The so called ‘yield trade’, which has pushed valuations in the Australian real estate market across the various segments right up to their long term averages, will continue in 2018.
Even though this ‘search for yield’ phenomenon has been playing out for some years – while interest rates remain low and investors to be pushed into riskier assets in search of income – the real estate segment is still fairly priced overall and there are even some pockets of value for discerning investors.
For instance, high quality CBD commercial assets still offer well-placed investors strong outperformance potential.
Meanwhile, the arrival of ecommerce players in the retail segment is boosting demand for industrial spaces in inner urban areas.
Finally, ahead-of-the-curve shopping centers building out multi-purpose social infrastructure finding demand from new mix of tenants.
Investors are becoming increasingly competitive in their desire to secure high quality, core assets in growth markets. Sydney and Melbourne have benefitted from this, however Brisbane and even Perth have not been immune to ‘weight of money’ driven capital appreciation.
Fortunately, in some markets, tenant demand has kept pace with capital deployed, meaning that mispricing is less likely and fair value is still being paid.
Markets with economies aligned to financial services, business services, technology and government have prospered in this cycle. However we are now seeing resource led states such as Western Australia and Queensland exhibiting signs, albeit small ones, of a sustained recovery.
Overall in the office segment we’re seeing demand to rising due to low unemployment and and business confidence.
We’re also seeing a flight to quality in the office segment – investors are aggressively pricing quality and long-term cash flows.
We’re factoring in a National Effective Rental growth in the office segment of 5 per cent p.a. for the next three years led by Sydney and Melbourne with Brisbane to improve.
Our in depth, asset and consumer level research tells us that shopping centres that can be expanded to capture market share, offer experiential services, improve accessibility, and embrace ongoing vibrancy, will be well positioned for rental growth during the current period of structural change.
The recent launch of Amazon in Australia and the introduction of Amazon Prime same day delivery within twelve months will have immediate implications for retails assets in Australia.
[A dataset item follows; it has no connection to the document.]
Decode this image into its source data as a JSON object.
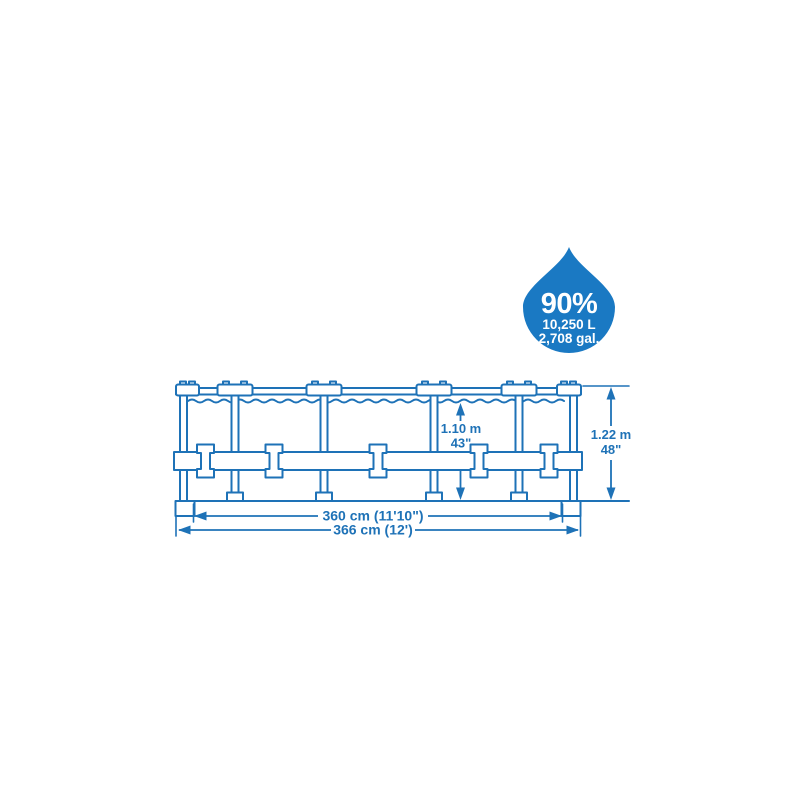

AMP Capital has been proactively managing for this divergent environment and the repositioning of our major malls and the shift in our portfolio construction towards dominant experience malls, and local convenience malls is based on the longer term thematic “retail of the future” research.
Overall in the retail segment we’re seeing weaker sales growth as a result of lower wages and lower consumer sentiment.
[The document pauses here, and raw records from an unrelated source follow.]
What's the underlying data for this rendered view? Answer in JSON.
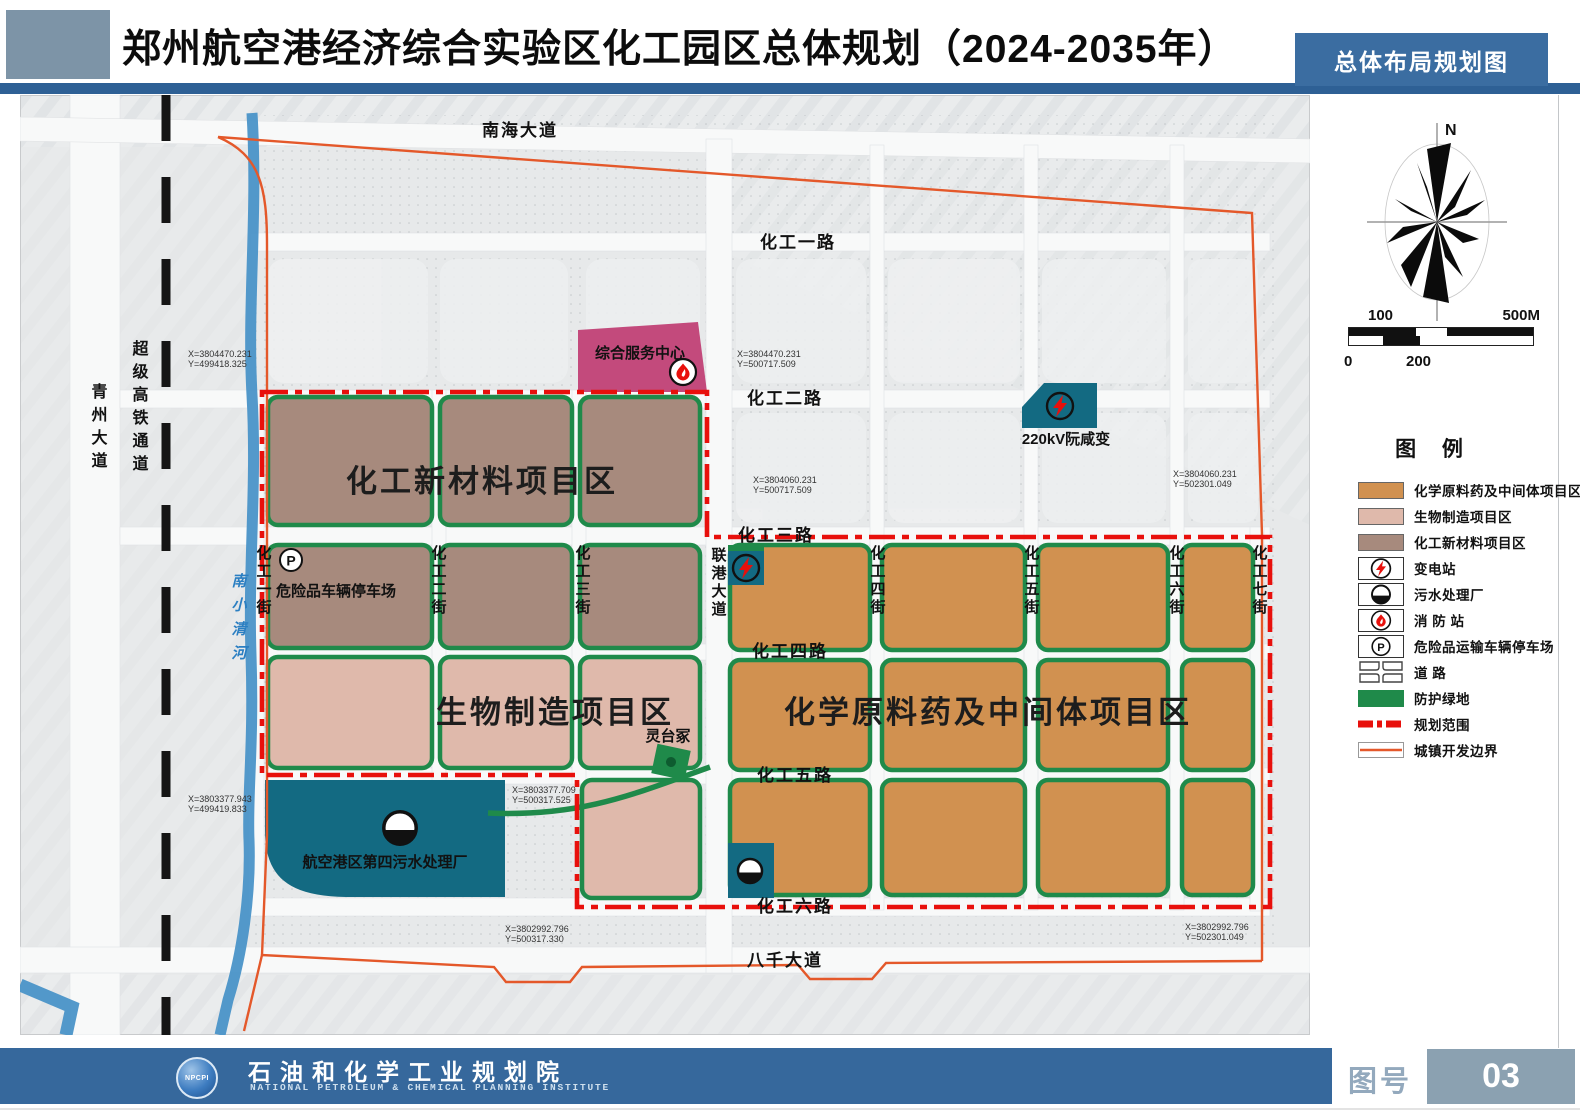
{
  "header": {
    "title": "郑州航空港经济综合实验区化工园区总体规划（2024-2035年）",
    "tag": "总体布局规划图"
  },
  "compass": {
    "north": "N"
  },
  "scalebar": {
    "label_100": "100",
    "label_500m": "500M",
    "label_0": "0",
    "label_200": "200"
  },
  "legend": {
    "title": "图  例",
    "items": [
      {
        "label": "化学原料药及中间体项目区",
        "type": "swatch",
        "color": "#d19150"
      },
      {
        "label": "生物制造项目区",
        "type": "swatch",
        "color": "#dfb9ab"
      },
      {
        "label": "化工新材料项目区",
        "type": "swatch",
        "color": "#a78a7d"
      },
      {
        "label": "变电站",
        "type": "icon",
        "icon": "lightning-icon"
      },
      {
        "label": "污水处理厂",
        "type": "icon",
        "icon": "sewage-icon"
      },
      {
        "label": "消 防 站",
        "type": "icon",
        "icon": "flame-icon"
      },
      {
        "label": "危险品运输车辆停车场",
        "type": "icon",
        "icon": "parking-icon"
      },
      {
        "label": "道 路",
        "type": "icon",
        "icon": "road-icon"
      },
      {
        "label": "防护绿地",
        "type": "swatch",
        "color": "#1f8a4a"
      },
      {
        "label": "规划范围",
        "type": "line",
        "color": "#e8100c"
      },
      {
        "label": "城镇开发边界",
        "type": "line",
        "color": "#e4582a"
      }
    ]
  },
  "map": {
    "roads": {
      "nanhai": "南海大道",
      "hg1": "化工一路",
      "hg2": "化工二路",
      "hg3": "化工三路",
      "hg4": "化工四路",
      "hg5": "化工五路",
      "hg6": "化工六路",
      "baqian": "八千大道",
      "qingzhou": "青州大道",
      "rail": "超级高铁通道",
      "s1": "化工一街",
      "s2": "化工二街",
      "s3": "化工三街",
      "liangang": "联港大道",
      "s4": "化工四街",
      "s5": "化工五街",
      "s6": "化工六街",
      "s7": "化工七街"
    },
    "river": "南小清河",
    "zones": {
      "new_materials": "化工新材料项目区",
      "bio": "生物制造项目区",
      "api": "化学原料药及中间体项目区"
    },
    "sites": {
      "service_center": "综合服务中心",
      "substation": "220kV阮咸变",
      "parking": "危险品车辆停车场",
      "sewage_plant": "航空港区第四污水处理厂",
      "tomb": "灵台冢"
    },
    "parking_glyph": "P",
    "coords": [
      {
        "x": "X=3804470.231",
        "y": "Y=499418.325"
      },
      {
        "x": "X=3804470.231",
        "y": "Y=500717.509"
      },
      {
        "x": "X=3804060.231",
        "y": "Y=500717.509"
      },
      {
        "x": "X=3804060.231",
        "y": "Y=502301.049"
      },
      {
        "x": "X=3803377.943",
        "y": "Y=499419.833"
      },
      {
        "x": "X=3803377.709",
        "y": "Y=500317.525"
      },
      {
        "x": "X=3802992.796",
        "y": "Y=500317.330"
      },
      {
        "x": "X=3802992.796",
        "y": "Y=502301.049"
      }
    ]
  },
  "footer": {
    "logo": "NPCPI",
    "org_cn": "石油和化学工业规划院",
    "org_en": "NATIONAL PETROLEUM & CHEMICAL PLANNING INSTITUTE",
    "sheet_label": "图号",
    "sheet_no": "03"
  },
  "colors": {
    "header_blue": "#36689c",
    "strip_blue": "#2e6095",
    "header_block_gray": "#7d94a7",
    "sheet_box_gray": "#8ba1b1",
    "orange_zone": "#d19150",
    "pink_zone": "#dfb9ab",
    "mauve_zone": "#a78a7d",
    "teal_facility": "#136a82",
    "magenta_service": "#c34a7c",
    "green_buffer": "#1f8a4a",
    "red_boundary": "#e8100c",
    "orange_boundary": "#e4582a",
    "river_blue": "#4a94c8"
  }
}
But we’re expecting online sales to grow as share of all retail sales from 8% to 15% by 2020.
We’re also seeing electronics, discount department stores and clothing retail categories under pricing pressure. 50% of tenants in centres today weren’t there five years ago.
While the retail and the office sectors are facing headwinds from technology disruption, industrial property will benefit from rising logistics and e-commerce demand. Rising demand from domestic and global e-commerce operators will lift rents and take-up across highly populated east coast markets with well-located infrastructure.
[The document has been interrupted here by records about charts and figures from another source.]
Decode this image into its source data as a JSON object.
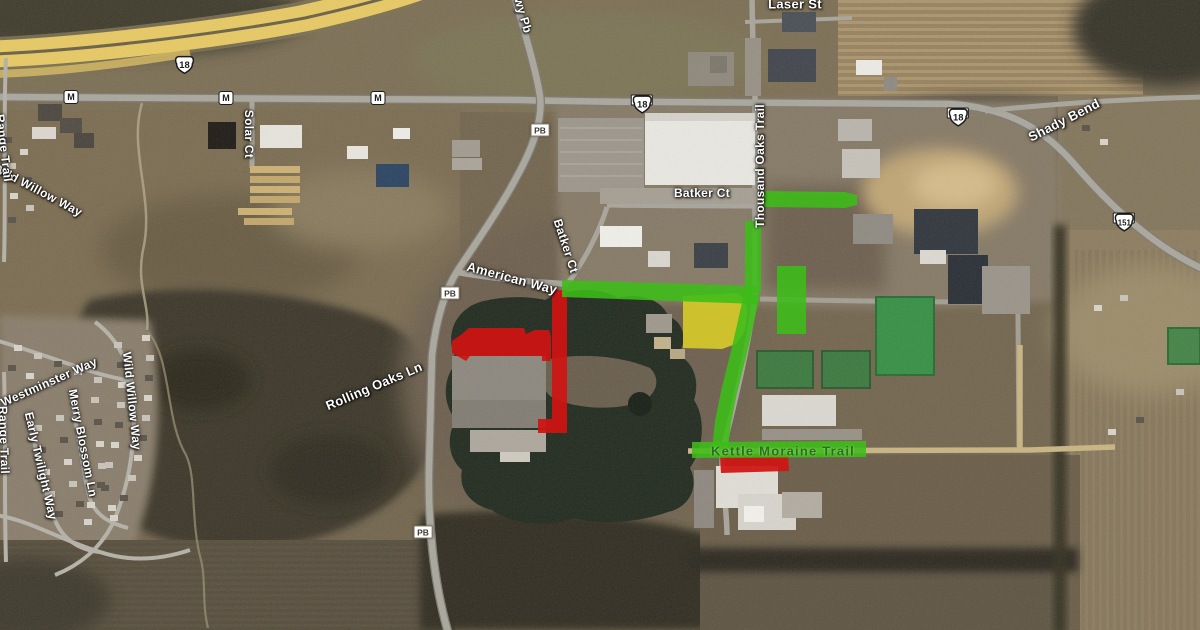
{
  "map": {
    "kind": "satellite-imagery-with-construction-overlays",
    "colors": {
      "overlay_green": "#3cbd18",
      "overlay_red": "#cf1412",
      "overlay_yellow": "#d2c72b",
      "road_label_text": "#ffffff",
      "trail_label_text": "#2d6e1c"
    },
    "overlays": [
      {
        "name": "highlight-yellow-parcel",
        "color": "yellow",
        "type": "polygon",
        "opacity": 0.95,
        "points": [
          [
            683,
            296
          ],
          [
            737,
            293
          ],
          [
            745,
            299
          ],
          [
            747,
            316
          ],
          [
            744,
            333
          ],
          [
            736,
            344
          ],
          [
            722,
            349
          ],
          [
            683,
            348
          ]
        ]
      },
      {
        "name": "highlight-red-batker-ct-south",
        "color": "red",
        "type": "polygon",
        "opacity": 0.93,
        "points": [
          [
            552,
            290
          ],
          [
            567,
            290
          ],
          [
            567,
            433
          ],
          [
            538,
            433
          ],
          [
            538,
            419
          ],
          [
            552,
            419
          ]
        ]
      },
      {
        "name": "highlight-red-building",
        "color": "red",
        "type": "polygon",
        "opacity": 0.93,
        "points": [
          [
            452,
            341
          ],
          [
            462,
            334
          ],
          [
            469,
            328
          ],
          [
            524,
            328
          ],
          [
            526,
            334
          ],
          [
            535,
            330
          ],
          [
            549,
            330
          ],
          [
            551,
            337
          ],
          [
            551,
            361
          ],
          [
            542,
            361
          ],
          [
            542,
            356
          ],
          [
            470,
            356
          ],
          [
            466,
            361
          ],
          [
            452,
            353
          ]
        ]
      },
      {
        "name": "highlight-red-kettle-moraine",
        "color": "red",
        "type": "polygon",
        "opacity": 0.93,
        "points": [
          [
            720,
            456
          ],
          [
            788,
            454
          ],
          [
            789,
            471
          ],
          [
            721,
            473
          ]
        ]
      },
      {
        "name": "highlight-green-batker-ct-east",
        "color": "green",
        "type": "polygon",
        "opacity": 0.88,
        "points": [
          [
            763,
            191
          ],
          [
            845,
            192
          ],
          [
            857,
            195
          ],
          [
            857,
            205
          ],
          [
            845,
            208
          ],
          [
            763,
            207
          ]
        ]
      },
      {
        "name": "highlight-green-thousand-oaks-north",
        "color": "green",
        "type": "polygon",
        "opacity": 0.88,
        "points": [
          [
            745,
            221
          ],
          [
            761,
            221
          ],
          [
            761,
            293
          ],
          [
            745,
            293
          ]
        ]
      },
      {
        "name": "highlight-green-american-way",
        "color": "green",
        "type": "polygon",
        "opacity": 0.88,
        "points": [
          [
            562,
            280
          ],
          [
            757,
            286
          ],
          [
            757,
            304
          ],
          [
            562,
            297
          ]
        ]
      },
      {
        "name": "highlight-green-thousand-oaks-south",
        "color": "green",
        "type": "stroke",
        "opacity": 0.88,
        "width": 16,
        "points": [
          [
            752,
            294
          ],
          [
            747,
            317
          ],
          [
            739,
            352
          ],
          [
            729,
            392
          ],
          [
            723,
            422
          ],
          [
            720,
            449
          ]
        ]
      },
      {
        "name": "highlight-green-kettle-moraine",
        "color": "green",
        "type": "polygon",
        "opacity": 0.88,
        "points": [
          [
            692,
            442
          ],
          [
            866,
            441
          ],
          [
            866,
            457
          ],
          [
            692,
            458
          ]
        ]
      },
      {
        "name": "highlight-green-parcel",
        "color": "green",
        "type": "polygon",
        "opacity": 0.88,
        "points": [
          [
            777,
            266
          ],
          [
            806,
            266
          ],
          [
            806,
            334
          ],
          [
            777,
            334
          ]
        ]
      }
    ],
    "street_labels": [
      {
        "text": "Laser St",
        "x": 795,
        "y": 4,
        "rot": 0,
        "size": 13,
        "kind": "road"
      },
      {
        "text": "Hwy Pb",
        "x": 522,
        "y": 11,
        "rot": 74,
        "size": 12,
        "kind": "road"
      },
      {
        "text": "Shady Bend",
        "x": 1064,
        "y": 120,
        "rot": -27,
        "size": 13,
        "kind": "road"
      },
      {
        "text": "Solar Ct",
        "x": 249,
        "y": 134,
        "rot": 90,
        "size": 12,
        "kind": "road"
      },
      {
        "text": "Batker Ct",
        "x": 702,
        "y": 193,
        "rot": 0,
        "size": 12,
        "kind": "road"
      },
      {
        "text": "Batker Ct",
        "x": 566,
        "y": 246,
        "rot": 72,
        "size": 12,
        "kind": "road"
      },
      {
        "text": "Thousand Oaks Trail",
        "x": 760,
        "y": 166,
        "rot": -90,
        "size": 12,
        "kind": "road"
      },
      {
        "text": "American Way",
        "x": 512,
        "y": 278,
        "rot": 15,
        "size": 13,
        "kind": "road"
      },
      {
        "text": "Rolling Oaks Ln",
        "x": 374,
        "y": 386,
        "rot": -23,
        "size": 13,
        "kind": "road"
      },
      {
        "text": "Westminster Way",
        "x": 49,
        "y": 382,
        "rot": -24,
        "size": 12,
        "kind": "road"
      },
      {
        "text": "Merry Blossom Ln",
        "x": 83,
        "y": 443,
        "rot": 79,
        "size": 12,
        "kind": "road"
      },
      {
        "text": "Early Twilight Way",
        "x": 41,
        "y": 466,
        "rot": 77,
        "size": 12,
        "kind": "road"
      },
      {
        "text": "Wild Willow Way",
        "x": 132,
        "y": 401,
        "rot": 84,
        "size": 12,
        "kind": "road"
      },
      {
        "text": "Wild Willow Way",
        "x": 38,
        "y": 190,
        "rot": 28,
        "size": 12,
        "kind": "road"
      },
      {
        "text": "Range Trail",
        "x": 4,
        "y": 148,
        "rot": 83,
        "size": 12,
        "kind": "road"
      },
      {
        "text": "Range Trail",
        "x": 4,
        "y": 440,
        "rot": 88,
        "size": 12,
        "kind": "road"
      },
      {
        "text": "Kettle Moraine Trail",
        "x": 783,
        "y": 451,
        "rot": 0,
        "size": 13,
        "kind": "trail"
      }
    ],
    "route_shields": [
      {
        "shape": "us",
        "text": "18",
        "alt": false,
        "x": 173,
        "y": 55
      },
      {
        "shape": "us",
        "text": "18",
        "alt": true,
        "x": 642,
        "y": 100
      },
      {
        "shape": "us",
        "text": "18",
        "alt": true,
        "x": 958,
        "y": 113
      },
      {
        "shape": "us",
        "text": "151",
        "alt": true,
        "x": 1124,
        "y": 218
      },
      {
        "shape": "county",
        "text": "M",
        "alt": false,
        "x": 71,
        "y": 97
      },
      {
        "shape": "county",
        "text": "M",
        "alt": false,
        "x": 226,
        "y": 98
      },
      {
        "shape": "county",
        "text": "M",
        "alt": false,
        "x": 378,
        "y": 98
      },
      {
        "shape": "box",
        "text": "PB",
        "alt": false,
        "x": 540,
        "y": 130
      },
      {
        "shape": "box",
        "text": "PB",
        "alt": false,
        "x": 450,
        "y": 293
      },
      {
        "shape": "box",
        "text": "PB",
        "alt": false,
        "x": 423,
        "y": 532
      }
    ]
  }
}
With online sales forecast to increase significantly in the medium term this will provide favourable demand side conditions for inner urban fulfillment centres.
Overall in the industrial segment e-commerce will drive demand for new facilities but supply level increases will be constrained by land scarcity.
Rental growth is still weak but it will improve in the medium term as vacancy rates falls and absorption rises due to increased demand.
We’re also expecting yields to compress further in 2018-19 as investors chase higher income growth.
As we approach the end of 2017, we are finishing the year with commercial real estate values continuing their upward trajectory.
While it’s true that the weight of money chasing real estate assets has pushed valuations up considerably in recent years, real estate remains in line with long-term averages overall.
For example, east coast prime office yields are over 280 basis points above the risk free rate, right in line with the 10 Year Government Bond yields at 2.8 per cent.
Even super prime real estate transactions in the range of 4.5 per cent to 5 per cent are still comfortably above long-term average spreads.
Australian real estate capital values are expected to continue to remain strong with the weight of capital showing few signs of abating in the near term but we are anticipating 2018 to be the peak of the cycle for capital value appreciation for real estate.